Mass CDN outage details

Incident Report for Gcore

Postmortem

Issue

On October 23, 2023, we encountered an outage in our Content Delivery Network (CDN) that began at 12:42 UTC and persisted until 13:57 UTC. This outage was triggered by a configuration error, resulting in all CDN edges returning 500 errors and significantly impacting the delivery of CDN resources.

Timeline

October 23, 2023, 12:32 (UTC): A change was made to a system configuration file, which was later discovered to contain a syntax error.
October 23, 2023, 12:42 (UTC): The changes were gradually applied, and the first occurrence of a 500 error was observed.
October 23, 2023, 12:51 (UTC): The initial alert regarding data centre unavailability was received, initiating the investigation.
October 23, 2023, 13:05 (UTC): The incident was published on the Status Page, and a war room was established to coordinate the resolution.
October 23, 2023, 13:06 (UTC): The root cause of the incident was identified.
October 23, 2023, 13:07 (UTC): A bug fix was implemented, commencing the restoration process.
October 23, 2023, 13:10 (UTC): 75% of the edges were successfully restored.
October 23, 2023, 13:57 (UTC): The last occurrence of a 500 error was observed, marking the completion of the incident.

Root Cause

The root cause of the outage was an invalid system configuration file on the edges due to a syntax error. Furthermore, the Nginx configuration could not be loaded which led to a 500 response code. This issue was compounded by a violation of deployment policies, particularly the global change that had been committed without undergoing extensive testing.

Impact

The outage resulted in all CDN edges returning 500 response codes, affecting the majority of CDN resources for a duration of 28 minutes. After the fix was introduced, 25% of the edges continued to return 500 response codes for an additional 45 minutes.

Action Items

Reinforce the merging policy: Prohibit the merging of changes to the master branch without the approval of the lead engineer. This action item has already been implemented.
Strengthen the merging policy: Modify the configuration management tool merge flow so that all changes must pass through a pre-production environment and canary branches before reaching production.
Enhance validation for the system configuration file to identify configuration errors before they impact the production environment.
Rebuild the system configuration file reading and caching process to return the last working version when errors occur.

Finally, we want to apologize for the impact this event caused you. We know how critical these services are to you, your customers and your business. We will do everything we can to learn from this event and use it to improve our availability further.

Posted Oct 23, 2023 - 19:27 UTC

Resolved

We'd like to inform you that the issue has been resolved, and we are closely monitoring the performance to ensure there are no further disruptions. We will provide a Root Cause Analysis (RCA) report in the coming days to help you understand what caused the incident and the steps we have taken to prevent it from happening again in the future.

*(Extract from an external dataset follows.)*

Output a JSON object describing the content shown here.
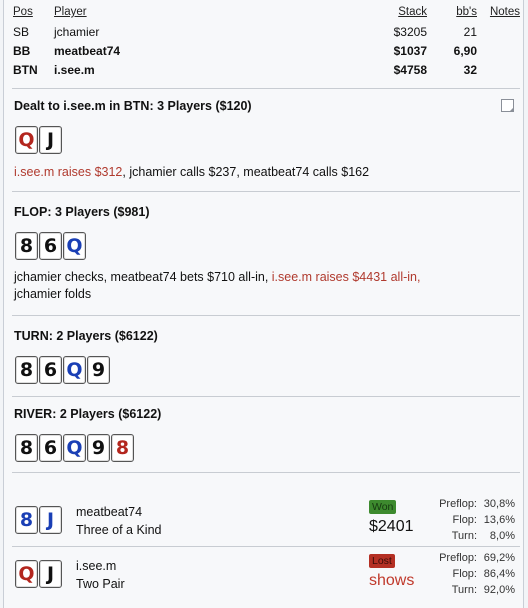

We apologize for any inconvenience this may have caused you, and want to thank you for your patience and understanding throughout this process.

Posted Oct 23, 2023 - 13:26 UTC

Monitoring

We are pleased to inform you that our Engineering team has implemented a fix to resolve the issue. All services which were utilising CDN delivery were affected (Website, CDN as a service and all APIs). However, we are still closely monitoring the situation to ensure stable performance.

We will provide you with an update as soon as we have confirmed that the issue has been completely resolved.

Posted Oct 23, 2023 - 13:23 UTC

Update

We are continuing to investigate this issue.

Posted Oct 23, 2023 - 13:22 UTC

Investigating

We are experiencing a degradation in performance, which may result in service unavailability of CDN Content Delivery, Admin and Client Control Panels. We apologize for any inconvenience this may cause and appreciate your patience and understanding during this time.

We will provide you with an update as soon as we have more information on the progress of the resolution. Thank you for your understanding and cooperation.

Posted Oct 23, 2023 - 13:08 UTC

This incident affected: Gcore Systems (Website, Customer Portal, Authorization, API, Reseller Portal), Managed DNS (DNS API), Cloud | Systems (API), Web Security (API), Streaming (API), Object Storage (API), DDoS Protection (API), and CDN (API, Content Delivery).